High Estimate: $191,400

Midrange Estimate: $111,470

Low Estimate: $10,434

Please remember the EPA alone can fine VW up to $37,500 per vehicle so the low estimate really is extremely low. Here is a table showing various combinations of international cost at the different estimates and international penalty points:

International Costs
Low Estimate Midrange Estimate High Estimate
100% $109,557,000,000.00 $1,170,435,000,000.00 $2,009,700,000,000.00
50% 54,778,500,000 585,217,500,000 1,004,850,000,000
10% 10,955,700,000 117,043,500,000 200,970,000,000
International Costs + U.S. Costs
Low Estimate Midrange Estimate High Estimate
100% $114,774,000,000.00 $1,226,170,000,000.00 $2,105,400,000,000.00
50% $59,995,500,000.00 $640,952,500,000.00 $1,100,550,000,000.00
10% $16,172,700,000.00 $172,778,500,000.00 $296,670,000,000.00

 

The potential liabilities range from $16 Billion (best case scenario) to $2.1 Trillion (worst case scenario). In fact only the low estimates (on the table) where the international community only puts 50% or 10% the severity of the penalty that the U.S. does will result in VW still maintaining a positive value. If they survive this disaster as a company there is still the hit to their reputation, their suppliers and the broader effects on the European manufacturing reputation that could cause further monetary issues on economies worldwide. Remember these estimates do not include any penalties associated with repairing the harm done to the environment, VW’s dealers and VW’s suppliers.
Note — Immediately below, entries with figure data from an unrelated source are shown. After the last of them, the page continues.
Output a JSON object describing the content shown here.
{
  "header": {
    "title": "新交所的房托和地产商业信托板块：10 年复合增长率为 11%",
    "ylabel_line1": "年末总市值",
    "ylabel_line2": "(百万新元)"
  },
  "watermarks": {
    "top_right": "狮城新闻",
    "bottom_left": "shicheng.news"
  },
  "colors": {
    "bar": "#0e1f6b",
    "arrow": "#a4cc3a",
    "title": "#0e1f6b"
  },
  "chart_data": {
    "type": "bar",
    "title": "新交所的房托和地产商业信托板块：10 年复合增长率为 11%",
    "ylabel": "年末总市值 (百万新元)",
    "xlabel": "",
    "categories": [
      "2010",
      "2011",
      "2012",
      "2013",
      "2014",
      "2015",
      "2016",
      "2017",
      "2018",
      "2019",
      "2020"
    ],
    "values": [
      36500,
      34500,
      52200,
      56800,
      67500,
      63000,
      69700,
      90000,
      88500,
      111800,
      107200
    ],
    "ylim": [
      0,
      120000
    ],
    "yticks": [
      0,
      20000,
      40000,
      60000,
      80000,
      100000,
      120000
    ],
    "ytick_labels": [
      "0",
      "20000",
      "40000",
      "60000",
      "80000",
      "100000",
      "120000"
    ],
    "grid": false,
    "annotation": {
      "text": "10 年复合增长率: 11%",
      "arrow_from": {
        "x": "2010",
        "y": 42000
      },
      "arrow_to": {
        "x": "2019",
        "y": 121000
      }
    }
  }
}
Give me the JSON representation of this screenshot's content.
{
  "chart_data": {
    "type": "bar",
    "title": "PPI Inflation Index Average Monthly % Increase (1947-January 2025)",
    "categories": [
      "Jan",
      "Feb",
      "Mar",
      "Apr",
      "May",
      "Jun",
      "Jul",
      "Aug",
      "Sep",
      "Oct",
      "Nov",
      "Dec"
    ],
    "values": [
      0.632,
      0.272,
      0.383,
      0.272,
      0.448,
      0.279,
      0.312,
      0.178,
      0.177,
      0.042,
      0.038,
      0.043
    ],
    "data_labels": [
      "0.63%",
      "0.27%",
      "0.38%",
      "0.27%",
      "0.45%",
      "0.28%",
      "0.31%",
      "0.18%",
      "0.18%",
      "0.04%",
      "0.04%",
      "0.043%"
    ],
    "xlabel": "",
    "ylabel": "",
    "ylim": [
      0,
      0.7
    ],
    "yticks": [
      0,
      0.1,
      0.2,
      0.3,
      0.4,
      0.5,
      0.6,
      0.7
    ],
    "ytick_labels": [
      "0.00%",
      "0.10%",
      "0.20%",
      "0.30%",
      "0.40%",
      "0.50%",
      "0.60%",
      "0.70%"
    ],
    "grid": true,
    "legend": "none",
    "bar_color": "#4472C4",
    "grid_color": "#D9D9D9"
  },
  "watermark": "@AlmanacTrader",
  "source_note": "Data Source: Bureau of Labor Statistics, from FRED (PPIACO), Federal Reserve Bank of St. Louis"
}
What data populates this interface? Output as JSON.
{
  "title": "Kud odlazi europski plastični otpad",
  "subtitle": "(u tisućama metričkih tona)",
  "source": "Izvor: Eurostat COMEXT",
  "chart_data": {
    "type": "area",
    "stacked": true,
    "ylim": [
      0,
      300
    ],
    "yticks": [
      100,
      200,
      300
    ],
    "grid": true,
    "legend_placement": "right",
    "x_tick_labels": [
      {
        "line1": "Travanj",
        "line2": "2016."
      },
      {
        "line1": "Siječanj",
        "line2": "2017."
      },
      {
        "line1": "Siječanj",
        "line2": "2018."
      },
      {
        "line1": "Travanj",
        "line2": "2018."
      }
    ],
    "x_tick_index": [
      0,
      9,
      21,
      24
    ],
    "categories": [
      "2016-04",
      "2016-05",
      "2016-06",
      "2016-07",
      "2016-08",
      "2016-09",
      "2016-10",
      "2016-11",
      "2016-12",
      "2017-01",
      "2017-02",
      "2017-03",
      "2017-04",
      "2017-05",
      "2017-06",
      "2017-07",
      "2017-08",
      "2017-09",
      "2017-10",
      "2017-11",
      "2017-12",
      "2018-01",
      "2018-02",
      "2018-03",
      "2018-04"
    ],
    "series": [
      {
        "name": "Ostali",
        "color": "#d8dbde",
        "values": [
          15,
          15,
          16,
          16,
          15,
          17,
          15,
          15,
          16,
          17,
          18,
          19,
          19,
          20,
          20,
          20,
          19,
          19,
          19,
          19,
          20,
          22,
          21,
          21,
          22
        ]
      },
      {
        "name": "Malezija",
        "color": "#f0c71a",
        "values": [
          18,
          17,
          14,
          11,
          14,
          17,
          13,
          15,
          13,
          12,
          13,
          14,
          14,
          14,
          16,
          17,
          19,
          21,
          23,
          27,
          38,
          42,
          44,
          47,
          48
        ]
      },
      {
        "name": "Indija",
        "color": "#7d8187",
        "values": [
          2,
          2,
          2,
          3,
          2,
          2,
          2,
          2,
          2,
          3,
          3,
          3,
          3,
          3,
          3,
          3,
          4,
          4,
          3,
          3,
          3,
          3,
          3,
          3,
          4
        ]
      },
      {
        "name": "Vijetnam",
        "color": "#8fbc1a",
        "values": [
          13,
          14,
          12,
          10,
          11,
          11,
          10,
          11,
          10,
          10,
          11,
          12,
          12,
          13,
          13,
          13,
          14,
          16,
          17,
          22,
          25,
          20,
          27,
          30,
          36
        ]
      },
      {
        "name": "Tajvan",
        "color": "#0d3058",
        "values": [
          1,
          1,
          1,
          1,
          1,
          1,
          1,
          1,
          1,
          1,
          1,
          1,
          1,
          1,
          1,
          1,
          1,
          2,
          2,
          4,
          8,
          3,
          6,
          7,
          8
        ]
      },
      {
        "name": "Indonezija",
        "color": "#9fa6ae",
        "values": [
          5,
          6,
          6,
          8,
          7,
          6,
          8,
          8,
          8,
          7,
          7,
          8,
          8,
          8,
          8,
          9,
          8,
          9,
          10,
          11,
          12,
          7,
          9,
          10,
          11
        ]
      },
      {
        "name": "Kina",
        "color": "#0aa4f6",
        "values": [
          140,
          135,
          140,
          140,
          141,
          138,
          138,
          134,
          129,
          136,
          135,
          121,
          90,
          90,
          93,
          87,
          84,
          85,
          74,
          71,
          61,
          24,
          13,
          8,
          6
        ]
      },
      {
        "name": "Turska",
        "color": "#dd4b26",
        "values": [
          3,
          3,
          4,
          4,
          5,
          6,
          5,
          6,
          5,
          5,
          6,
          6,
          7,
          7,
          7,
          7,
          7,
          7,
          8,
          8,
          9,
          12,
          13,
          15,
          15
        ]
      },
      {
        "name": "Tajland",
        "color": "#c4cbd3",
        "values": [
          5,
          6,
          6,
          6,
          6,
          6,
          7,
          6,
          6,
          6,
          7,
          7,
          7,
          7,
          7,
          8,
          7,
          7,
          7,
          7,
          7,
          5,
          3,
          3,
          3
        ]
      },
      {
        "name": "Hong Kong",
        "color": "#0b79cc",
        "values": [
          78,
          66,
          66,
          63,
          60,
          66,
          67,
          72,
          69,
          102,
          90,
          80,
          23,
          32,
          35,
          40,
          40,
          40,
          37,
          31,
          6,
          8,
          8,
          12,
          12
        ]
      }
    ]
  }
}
My thoughts As a Chattanoogan on the VW Emissions Scandal

As promised I would include a portion on my thoughts. Chattanooga is at an epicenter of this controversy we have about 10,000 jobs resulting from the Volkswagen manufacturing plant located in our city. Optimistically, I hope that in 2 to 5 years all these people still have healthy jobs and careers. Looking at the scandal I believe that based on the current information Volkswagen will likely end up being responsible for $60 to $200 billion in total damages. They can certainly withstand $88 billion without outside assets. Additionally they can probably sell stock to raise funds and cut costs to increase profit margins. Perhaps they will even receive a bailout from the German government, the Tennessee Government and China since these economies have many jobs that the company provides. I would put them at a 50% chance of bankruptcy depending on on going investigation and litigation.

Honestly, I’m not sure that I want Volkswagen to survive after purposefully harming so many people just for the sake of profits and growth. Perhaps the best outcome would be a buyout from another major auto player and drastic changes within the management of the company. What would excite me the most on a local scale is if Tesla Motors purchased the Volkswagen plant and Chattanooga became the new hub for electric vehicles in the United States.